A Chadegan (in Khuzestan, una provincia nel sud-ovest dell’Iran ) nel tardo pomeriggio del 16 luglio, due persone avevano perso la vita e molte altre venivano arrestate nel corso di una protesta per la carenza d’acqua potabile.
Molti cittadini si erano qui riuniti per esprimere il proprio disagio per i tagli al rifornimento idrico. Una conseguenza della siccità con precipitazioni inferiori del 40% e un significativo aumento delle temperature estive rispetto all’anno scorso. Prontamente, polizia e unità speciali antisommossa erano intervenute per sedare le proteste. In questa provincia, ricca di giacimenti petroliferi, vivono una cospicua minoranza arabo-sunnita e una di nomadi bakhtiar. Entrambe le comunità si percepiscono come volutamente emarginate, discriminate, lasciate in condizioni arretrate dal governo centrale.
Da segnalare per dovere di cronaca che, stando a un’agenzia ufficiale (la filogovernativa Irna che citava il governatore ad interim), una delle vittime sarebbe dovuta a una rissa tra manifestanti.
Comunque sia, nonostante gli arresti e le vittime, le manifestazioni erano riprese e il 20 luglio toccava a migliaia di abitanti di Izeh scendere nelle strade, protestando non solo per la mancanza d’acqua, ma anche per l’inquinamento causato dalle attività estrattive (petrolio).
Dalla folla si levavano slogan molto espliciti, sia per l’unità delle due comunità minorizzate nella lotta contro il governo centrale, sia contro il regime e – addirittura – per augurare la morte a Khamenei. Gli scontri – inizialmente con lanci di pietre da parte dei manifestanti e di granate lacrimogene da parte delle forze dell’ordine – sono proseguiti a lungo.
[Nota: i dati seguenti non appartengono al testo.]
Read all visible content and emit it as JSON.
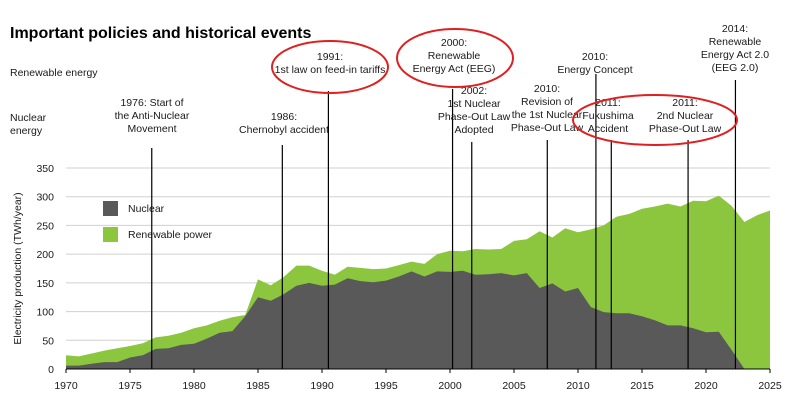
{
  "chart_data": {
    "type": "area",
    "title": "Important policies and historical events",
    "row_labels": {
      "renewable": "Renewable energy",
      "nuclear": "Nuclear energy"
    },
    "ylabel": "Electricity production (TWh/year)",
    "xlabel": "",
    "xlim": [
      1970,
      2025
    ],
    "ylim": [
      0,
      350
    ],
    "x_ticks": [
      "1970",
      "1975",
      "1980",
      "1985",
      "1990",
      "1995",
      "2000",
      "2005",
      "2010",
      "2015",
      "2020",
      "2025"
    ],
    "y_ticks": [
      "0",
      "50",
      "100",
      "150",
      "200",
      "250",
      "300",
      "350"
    ],
    "legend": [
      {
        "name": "Nuclear",
        "color": "#595959"
      },
      {
        "name": "Renewable power",
        "color": "#8cc63f"
      }
    ],
    "series": [
      {
        "name": "Nuclear",
        "color": "#595959",
        "x": [
          1970,
          1971,
          1972,
          1973,
          1974,
          1975,
          1976,
          1977,
          1978,
          1979,
          1980,
          1981,
          1982,
          1983,
          1984,
          1985,
          1986,
          1987,
          1988,
          1989,
          1990,
          1991,
          1992,
          1993,
          1994,
          1995,
          1996,
          1997,
          1998,
          1999,
          2000,
          2001,
          2002,
          2003,
          2004,
          2005,
          2006,
          2007,
          2008,
          2009,
          2010,
          2011,
          2012,
          2013,
          2014,
          2015,
          2016,
          2017,
          2018,
          2019,
          2020,
          2021,
          2022,
          2023,
          2024,
          2025
        ],
        "values": [
          6,
          6,
          9,
          12,
          12,
          20,
          24,
          35,
          36,
          42,
          44,
          53,
          63,
          66,
          92,
          125,
          119,
          130,
          145,
          150,
          145,
          147,
          158,
          153,
          151,
          154,
          161,
          170,
          161,
          170,
          169,
          171,
          164,
          165,
          167,
          163,
          167,
          141,
          149,
          135,
          141,
          108,
          99,
          97,
          97,
          92,
          85,
          76,
          76,
          71,
          64,
          65,
          33,
          0,
          0,
          0
        ]
      },
      {
        "name": "Renewable power",
        "color": "#8cc63f",
        "x": [
          1970,
          1971,
          1972,
          1973,
          1974,
          1975,
          1976,
          1977,
          1978,
          1979,
          1980,
          1981,
          1982,
          1983,
          1984,
          1985,
          1986,
          1987,
          1988,
          1989,
          1990,
          1991,
          1992,
          1993,
          1994,
          1995,
          1996,
          1997,
          1998,
          1999,
          2000,
          2001,
          2002,
          2003,
          2004,
          2005,
          2006,
          2007,
          2008,
          2009,
          2010,
          2011,
          2012,
          2013,
          2014,
          2015,
          2016,
          2017,
          2018,
          2019,
          2020,
          2021,
          2022,
          2023,
          2024,
          2025
        ],
        "values": [
          24,
          22,
          27,
          32,
          36,
          40,
          45,
          55,
          58,
          63,
          71,
          76,
          84,
          90,
          94,
          156,
          146,
          160,
          180,
          180,
          171,
          164,
          178,
          176,
          174,
          175,
          181,
          187,
          183,
          200,
          206,
          205,
          209,
          208,
          209,
          223,
          226,
          240,
          229,
          245,
          238,
          243,
          250,
          265,
          270,
          279,
          283,
          288,
          283,
          293,
          292,
          302,
          284,
          256,
          268,
          276
        ]
      }
    ],
    "annotations": [
      {
        "id": "a1976",
        "lines": [
          "1976: Start of",
          "the Anti-Nuclear",
          "Movement"
        ],
        "x": 1976.7,
        "row": "nuclear"
      },
      {
        "id": "a1986",
        "lines": [
          "1986:",
          "Chernobyl accident"
        ],
        "x": 1986.9,
        "row": "nuclear"
      },
      {
        "id": "a1991",
        "lines": [
          "1991:",
          "1st law on feed-in tariffs"
        ],
        "x": 1990.5,
        "row": "renewable",
        "highlight": true
      },
      {
        "id": "a2000",
        "lines": [
          "2000:",
          "Renewable",
          "Energy Act (EEG)"
        ],
        "x": 2000.2,
        "row": "renewable",
        "highlight": true
      },
      {
        "id": "a2002",
        "lines": [
          "2002:",
          "1st Nuclear",
          "Phase-Out Law",
          "Adopted"
        ],
        "x": 2001.7,
        "row": "nuclear"
      },
      {
        "id": "a2010a",
        "lines": [
          "2010:",
          "Revision of",
          "the 1st Nuclear",
          "Phase-Out Law"
        ],
        "x": 2007.6,
        "row": "nuclear"
      },
      {
        "id": "a2010b",
        "lines": [
          "2010:",
          "Energy Concept"
        ],
        "x": 2011.4,
        "row": "renewable"
      },
      {
        "id": "a2011a",
        "lines": [
          "2011:",
          "Fukushima",
          "Accident"
        ],
        "x": 2012.6,
        "row": "nuclear",
        "highlight": true
      },
      {
        "id": "a2011b",
        "lines": [
          "2011:",
          "2nd Nuclear",
          "Phase-Out Law"
        ],
        "x": 2018.6,
        "row": "nuclear",
        "highlight": true
      },
      {
        "id": "a2014",
        "lines": [
          "2014:",
          "Renewable",
          "Energy Act 2.0",
          "(EEG 2.0)"
        ],
        "x": 2022.3,
        "row": "renewable"
      }
    ]
  }
}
Nel corso dei disordini la polizia avrebbe poi aperto il fuoco lasciando sul terreno morti (solo uno ufficialmente, ma si ritiene siano di più) e feriti.
Sempre il 20 luglio, altri manifestanti sfidavano la repressione nelle città di Ahvaz (capoluogo del Khuzestan), Darkhoveyn, Khorramshahr, Al-Jadid, Sussanguerd e altre, anche fuori dal Khuzestan.
Il presidente uscente, Hassan Rouhani, ha riconosciuto il diritto della popolazione a protestare pur deprecando la presunta strumentalizzazione di tali proteste (da parte di non meglio identificati “sabotatori”).